If you notice the characteristic dark brown blotches on tomato leaves remove them and dispose of well away from the plants. If the case is not too severe you may be able to control blight for long enough to harvest a crop of tomatoes, avoid watering the leaves to make conditions as difficult as possible for the fungus.

Feed tomato plants with seaweed feed

Feeding and Watering
Unless you have very rich soil tomatoes will need to be fed every 2 weeks with a high potash feed like comfrey tonic or a seaweed based fertilizer formulated for tomatoes. Try not to over feed as not only is it wasteful but it may affect the flavour of your tomatoes. Flavour seems to be best when feed and water are just sufficient even though the overall yield may be slightly lower. I like to use the seaweed products on tomatoes as they add minerals which are closely linked to flavour.

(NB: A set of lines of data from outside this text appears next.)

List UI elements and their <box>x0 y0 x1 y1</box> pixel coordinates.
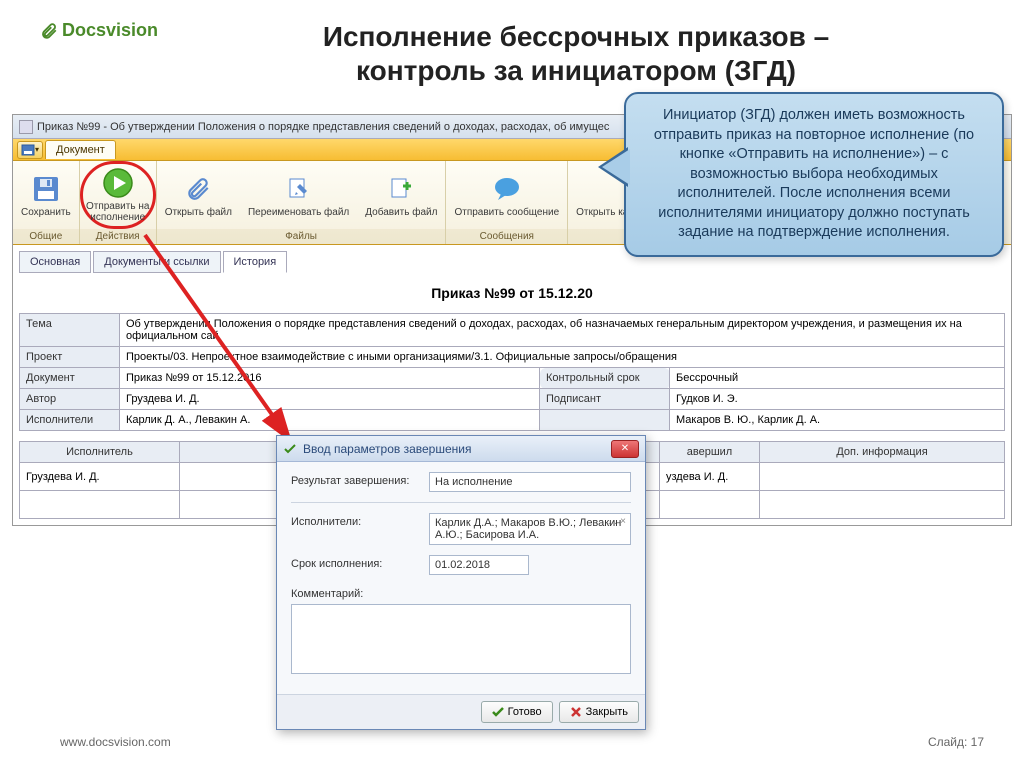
comment-label: Комментарий: <box>291 585 363 600</box>
slide-title: Исполнение бессрочных приказов – контрол… <box>158 20 994 87</box>
completion-dialog: Ввод параметров завершения ✕ Результат з… <box>276 435 646 730</box>
executors-label: Исполнители: <box>291 513 421 528</box>
window-title: Приказ №99 - Об утверждении Положения о … <box>37 121 609 133</box>
comment-textarea[interactable] <box>291 604 631 674</box>
executors-value: Карлик Д. А., Левакин А. <box>120 410 540 431</box>
result-label: Результат завершения: <box>291 472 421 487</box>
signer-label: Подписант <box>540 389 670 410</box>
author-label: Автор <box>20 389 120 410</box>
deadline-input[interactable]: 01.02.2018 <box>429 555 529 575</box>
paperclip-icon <box>182 173 214 205</box>
callout-text: Инициатор (ЗГД) должен иметь возможность… <box>654 107 974 240</box>
table-row: Тема Об утверждении Положения о порядке … <box>20 314 1005 347</box>
save-icon <box>21 144 35 156</box>
document-plus-icon <box>385 173 417 205</box>
check-icon <box>492 706 504 718</box>
dialog-title-bar[interactable]: Ввод параметров завершения ✕ <box>277 436 645 462</box>
send-message-button[interactable]: Отправить сообщение <box>446 161 567 229</box>
window-icon <box>19 120 33 134</box>
group-actions: Действия <box>80 229 156 244</box>
table-row: Исполнители Карлик Д. А., Левакин А. Мак… <box>20 410 1005 431</box>
footer-url: www.docsvision.com <box>60 735 171 749</box>
close-icon <box>570 706 582 718</box>
table-row: Автор Груздева И. Д. Подписант Гудков И.… <box>20 389 1005 410</box>
tab-main[interactable]: Основная <box>19 251 91 273</box>
footer-slide: Слайд: 17 <box>928 735 984 749</box>
logo-text: Docsvision <box>62 20 158 41</box>
group-common: Общие <box>13 229 79 244</box>
cancel-button[interactable]: Закрыть <box>559 701 639 723</box>
executors-label: Исполнители <box>20 410 120 431</box>
check-icon <box>283 442 297 456</box>
exec-name: Груздева И. Д. <box>20 463 180 491</box>
open-file-button[interactable]: Открыть файл <box>157 161 240 229</box>
exec-done: уздева И. Д. <box>660 463 760 491</box>
col-info: Доп. информация <box>760 442 1005 463</box>
deadline-label: Контрольный срок <box>540 368 670 389</box>
dialog-title: Ввод параметров завершения <box>303 442 471 456</box>
col-executor: Исполнитель <box>20 442 180 463</box>
group-files: Файлы <box>157 229 446 244</box>
signer-value: Гудков И. Э. <box>670 389 1005 410</box>
send-execution-button[interactable]: Отправить на исполнение <box>80 161 156 229</box>
floppy-icon <box>30 173 62 205</box>
document-heading: Приказ №99 от 15.12.20 <box>19 277 1005 313</box>
author-value: Груздева И. Д. <box>120 389 540 410</box>
callout: Инициатор (ЗГД) должен иметь возможность… <box>624 92 1004 257</box>
ribbon-tab-document[interactable]: Документ <box>45 140 116 159</box>
table-row: Проект Проекты/03. Непроектное взаимодей… <box>20 347 1005 368</box>
save-button[interactable]: Сохранить <box>13 161 79 229</box>
ok-button[interactable]: Готово <box>481 701 553 723</box>
topic-value: Об утверждении Положения о порядке предс… <box>120 314 1005 347</box>
project-label: Проект <box>20 347 120 368</box>
dialog-close-button[interactable]: ✕ <box>611 440 639 458</box>
group-messages: Сообщения <box>446 229 567 244</box>
tab-history[interactable]: История <box>223 251 288 273</box>
file-orb[interactable]: ▾ <box>17 141 43 159</box>
pencil-document-icon <box>283 173 315 205</box>
add-file-button[interactable]: Добавить файл <box>357 161 445 229</box>
deadline-label: Срок исполнения: <box>291 555 421 570</box>
rename-file-button[interactable]: Переименовать файл <box>240 161 357 229</box>
document-value: Приказ №99 от 15.12.2016 <box>120 368 540 389</box>
speech-bubble-icon <box>491 173 523 205</box>
table-row: Документ Приказ №99 от 15.12.2016 Контро… <box>20 368 1005 389</box>
logo: Docsvision <box>40 20 158 41</box>
clear-icon[interactable]: … × <box>607 516 626 527</box>
executors-input[interactable]: Карлик Д.А.; Макаров В.Ю.; Левакин А.Ю.;… <box>429 513 631 545</box>
col-completed: авершил <box>660 442 760 463</box>
paperclip-icon <box>40 22 58 40</box>
topic-label: Тема <box>20 314 120 347</box>
result-input[interactable]: На исполнение <box>429 472 631 492</box>
deadline-value: Бессрочный <box>670 368 1005 389</box>
tab-docs[interactable]: Документы и ссылки <box>93 251 220 273</box>
document-info-table: Тема Об утверждении Положения о порядке … <box>19 313 1005 431</box>
document-label: Документ <box>20 368 120 389</box>
executors-value2: Макаров В. Ю., Карлик Д. А. <box>670 410 1005 431</box>
project-value: Проекты/03. Непроектное взаимодействие с… <box>120 347 1005 368</box>
play-icon <box>102 167 134 199</box>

When fruits are ripening resist the urge to water more frequently as this will cause the tomatoes to split as the skins won’t be able to grow fast enough to clothe the rapidly expanding flesh. If anything you should cut back on watering a little as this will help intensify the flavour of the fruit.

View Our Seaweed Tomato Feed

  1. Wren

    Thank you so much for your interesting article, my tomatoes are just at the top of the sticks with 4 trusses and I was not sure when to cut the top off, now I know. Thank you

  2. David Haines

    I have three tomato plants of different varieties growing well in my sunroom but it only gets direct sunlight for about half the day. I’ve harvested a few small ripe tomatoes, and there are lots more trusses developing. On the plant bearing the biggest fruit there’s just one fully ripe tomato. If I leave it there, will it ‘encourage’ the other fruits around it to ripen, or should I harvest it so the plant will put more effort into ripening the others?

    1. Andrew

      Hi David, congratulations on your tomatoes! I would harvest any ripe fruit and might also remove some of the top trusses to encourage the lower ones to ripen in lower light conditions. Hope this helps!

    1. Andrew

      Hi Roz, unfortunately Sungold are an F1 variety so you can’t save seeds. Hope you are enjoying them. They’re eaten like sweets around here!